BENGALURU: After imposing a dress code for devotees visiting the renowned Shree Mangaladevi temple in Mangaluru recently, right-wing activists have now done the same at the Shree Kalikamba temple. A board at the entrance of the temple in Kengeri announces to people what is right to wear and what not while getting in, and declares that the dress code be strictly followed.Recently, a group of women were seen at the temple in Kengeri telling devotees to dress properly when they visit the temple. The move comes, according to sources, following the demand from Ranaragini – a women-only Hindutva group that was formed in April.
Speaking of their diktat, Bhavya Gowda of Ranaragini said, “We want to create awareness among people to come in traditional Indian attire while visiting temples. This is essentially to maintain the sanctity of a temple. Men should ideally wear pyjamas, dhoti etc and women should come in a saree or churidhar and thus, protect our culture.”
The dress code bans devotees from going into a temple in shorts, jeans or tee-shirts.
Earlier, the group had submitted a memorandum to the trustee of the Mangaladevi temple to display the request to devotees to follow a dress code both in the sanctum sanctorum and courtyard of the temple. Of this, Mohan Gowda, Bengaluru coordinator of the Hindu Janajagruti Samiti, said, “These days, due to ignorance, both men and women wear vulgar clothes to temple. This is why we decided to start a campaign all over the state. We have been getting a lot of support from temples across the state and from those in Bengaluru.”
Mahadevaiah, president of the Kalikamba temple trust told BM, “We have been requesting visitors to follow the dress code and on Friday right-wing activists created awareness on the same among visitors of the temple. They also spoke about traditional values and how one should follow a code of conduct inside a temple.

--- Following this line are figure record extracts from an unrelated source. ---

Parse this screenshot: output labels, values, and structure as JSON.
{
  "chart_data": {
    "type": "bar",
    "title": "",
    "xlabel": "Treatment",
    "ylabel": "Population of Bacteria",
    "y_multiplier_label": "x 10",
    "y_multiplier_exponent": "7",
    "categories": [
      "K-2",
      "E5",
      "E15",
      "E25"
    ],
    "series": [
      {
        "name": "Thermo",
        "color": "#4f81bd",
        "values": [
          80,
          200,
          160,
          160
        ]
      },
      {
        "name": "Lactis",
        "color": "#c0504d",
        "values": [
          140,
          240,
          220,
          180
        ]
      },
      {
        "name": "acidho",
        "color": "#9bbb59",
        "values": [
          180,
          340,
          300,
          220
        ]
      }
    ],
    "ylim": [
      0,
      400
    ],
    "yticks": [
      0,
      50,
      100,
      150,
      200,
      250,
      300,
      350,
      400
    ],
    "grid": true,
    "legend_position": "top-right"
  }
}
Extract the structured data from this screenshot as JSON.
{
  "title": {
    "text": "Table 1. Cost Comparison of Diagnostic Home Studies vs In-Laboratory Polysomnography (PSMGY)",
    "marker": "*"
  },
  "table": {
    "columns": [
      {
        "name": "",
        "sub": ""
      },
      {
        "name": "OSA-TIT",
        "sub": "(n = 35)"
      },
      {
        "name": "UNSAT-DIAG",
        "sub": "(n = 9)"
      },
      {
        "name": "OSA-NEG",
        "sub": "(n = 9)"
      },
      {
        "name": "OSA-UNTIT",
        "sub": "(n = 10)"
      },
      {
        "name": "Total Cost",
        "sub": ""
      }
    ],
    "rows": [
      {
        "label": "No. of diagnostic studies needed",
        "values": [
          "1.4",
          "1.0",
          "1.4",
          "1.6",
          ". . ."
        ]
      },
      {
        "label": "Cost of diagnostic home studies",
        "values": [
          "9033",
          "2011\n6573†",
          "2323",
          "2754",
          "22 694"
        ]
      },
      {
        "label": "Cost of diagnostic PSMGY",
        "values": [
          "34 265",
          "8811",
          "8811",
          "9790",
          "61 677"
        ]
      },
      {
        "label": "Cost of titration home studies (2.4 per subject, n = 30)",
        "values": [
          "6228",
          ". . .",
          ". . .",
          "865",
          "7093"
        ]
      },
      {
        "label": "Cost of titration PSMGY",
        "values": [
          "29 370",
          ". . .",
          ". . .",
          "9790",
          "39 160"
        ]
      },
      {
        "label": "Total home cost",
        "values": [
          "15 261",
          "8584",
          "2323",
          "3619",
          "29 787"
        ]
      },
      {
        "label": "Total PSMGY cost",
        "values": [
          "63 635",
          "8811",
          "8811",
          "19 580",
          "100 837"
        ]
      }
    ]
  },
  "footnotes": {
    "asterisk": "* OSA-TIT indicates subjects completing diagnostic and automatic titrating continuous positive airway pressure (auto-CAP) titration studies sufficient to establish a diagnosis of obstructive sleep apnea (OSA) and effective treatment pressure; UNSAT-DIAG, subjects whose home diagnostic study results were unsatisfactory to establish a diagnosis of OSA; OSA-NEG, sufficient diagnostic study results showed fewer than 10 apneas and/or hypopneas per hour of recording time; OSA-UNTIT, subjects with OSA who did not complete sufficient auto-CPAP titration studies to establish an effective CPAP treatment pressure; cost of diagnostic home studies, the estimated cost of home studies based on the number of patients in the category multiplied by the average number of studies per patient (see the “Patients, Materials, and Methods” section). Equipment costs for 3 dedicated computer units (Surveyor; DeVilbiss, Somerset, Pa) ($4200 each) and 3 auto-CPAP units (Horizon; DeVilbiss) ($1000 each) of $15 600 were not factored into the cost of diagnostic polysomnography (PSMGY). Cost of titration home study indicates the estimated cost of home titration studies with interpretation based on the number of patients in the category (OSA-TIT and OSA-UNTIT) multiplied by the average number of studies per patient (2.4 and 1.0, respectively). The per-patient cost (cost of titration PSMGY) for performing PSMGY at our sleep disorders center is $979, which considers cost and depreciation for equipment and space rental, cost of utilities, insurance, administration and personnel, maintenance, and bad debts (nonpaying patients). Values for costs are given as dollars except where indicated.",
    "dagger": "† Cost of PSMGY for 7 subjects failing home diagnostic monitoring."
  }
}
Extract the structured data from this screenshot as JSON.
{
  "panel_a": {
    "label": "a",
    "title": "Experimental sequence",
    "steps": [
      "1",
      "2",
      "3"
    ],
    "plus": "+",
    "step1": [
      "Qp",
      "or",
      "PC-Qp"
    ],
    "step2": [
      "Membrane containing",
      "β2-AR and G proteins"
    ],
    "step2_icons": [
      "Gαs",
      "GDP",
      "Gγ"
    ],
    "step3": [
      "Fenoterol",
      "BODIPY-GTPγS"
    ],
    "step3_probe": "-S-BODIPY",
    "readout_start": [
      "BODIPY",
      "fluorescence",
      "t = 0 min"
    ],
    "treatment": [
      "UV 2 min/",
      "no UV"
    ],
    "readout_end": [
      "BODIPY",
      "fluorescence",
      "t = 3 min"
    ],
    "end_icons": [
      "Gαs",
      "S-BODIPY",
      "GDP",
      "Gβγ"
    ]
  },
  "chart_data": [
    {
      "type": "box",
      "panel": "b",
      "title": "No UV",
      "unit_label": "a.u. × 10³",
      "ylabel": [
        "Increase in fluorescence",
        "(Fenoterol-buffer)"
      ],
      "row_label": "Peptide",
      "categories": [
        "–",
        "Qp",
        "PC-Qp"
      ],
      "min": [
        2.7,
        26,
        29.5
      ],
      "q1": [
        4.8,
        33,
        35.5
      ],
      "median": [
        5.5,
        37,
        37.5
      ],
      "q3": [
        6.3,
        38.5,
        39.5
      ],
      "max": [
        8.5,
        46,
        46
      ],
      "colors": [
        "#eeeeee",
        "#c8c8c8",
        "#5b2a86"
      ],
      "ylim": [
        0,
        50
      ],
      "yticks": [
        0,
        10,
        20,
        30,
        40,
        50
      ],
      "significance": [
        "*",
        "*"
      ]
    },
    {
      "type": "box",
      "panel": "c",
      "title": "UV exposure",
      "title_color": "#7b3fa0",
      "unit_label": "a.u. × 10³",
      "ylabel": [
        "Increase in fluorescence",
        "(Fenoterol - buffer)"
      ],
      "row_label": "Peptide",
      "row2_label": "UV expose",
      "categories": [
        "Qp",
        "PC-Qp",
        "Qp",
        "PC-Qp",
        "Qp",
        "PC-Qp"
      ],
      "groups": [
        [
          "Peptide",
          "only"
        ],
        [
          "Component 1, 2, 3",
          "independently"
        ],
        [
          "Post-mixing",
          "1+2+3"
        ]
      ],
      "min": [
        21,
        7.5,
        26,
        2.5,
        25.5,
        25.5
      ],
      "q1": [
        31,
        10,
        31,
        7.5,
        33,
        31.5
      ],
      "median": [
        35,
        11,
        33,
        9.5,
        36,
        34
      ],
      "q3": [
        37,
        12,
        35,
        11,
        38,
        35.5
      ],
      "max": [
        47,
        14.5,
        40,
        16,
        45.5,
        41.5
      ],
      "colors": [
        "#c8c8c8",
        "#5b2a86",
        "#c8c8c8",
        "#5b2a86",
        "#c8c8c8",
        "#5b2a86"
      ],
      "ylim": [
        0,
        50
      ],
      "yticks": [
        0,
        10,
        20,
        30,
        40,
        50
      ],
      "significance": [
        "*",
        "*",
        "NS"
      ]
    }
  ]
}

This is extremely essential to maintain the sanctity of the temple.”
Coordinator of Forum against Atrocities on Women and Citizens Forum for Mangalore Development, Vidya Dinker begged to differ over the issue. “This is a ridiculous diktat. And if you insist on imposing a dress code on women visiting temples that you feel is appropriate to Indian culture, then what men are wearing to the temple (pants and jeans) is certainly not traditional attire. There cannot be discrimination amongst the devout. You cannot single out women for a particular dress code. I strongly object to this singling out of women for arbitrary restrictions. If they think that god or devotees are getting distracted by what women wear, then I would say, I am distracted by the priest doing the puja. He and men around me at temples are moving about topless .Don’t women have eyes and don’t we get distracted? The temple `archaks’ should be wearing kurtas or any other kind of traditional garment that hides their torso. We can also get distracted from our prayers looking at naked chests around us in temples. What is good for women is good for the men, and what some women and men want to impose on all women, I would like that to be imposed on our fellow men too. Only then would I even consider it without summarily rejecting any such initiative,” said Vidya.
Former Dakshina Kannada Child Welfare Committee chairperson and advocate Asha Nayak terms a temple a public place of worship.”Dress code is a personal issue. The belief is that god sees everybody as equal. Devotees go there for prayers. How one goes to the temple must be seen with a purity of heart and mind. This is a free country. It is also violation of the Constitution. Only in a homogenous institution like a school or a college, can authorities dictate terms,”she said.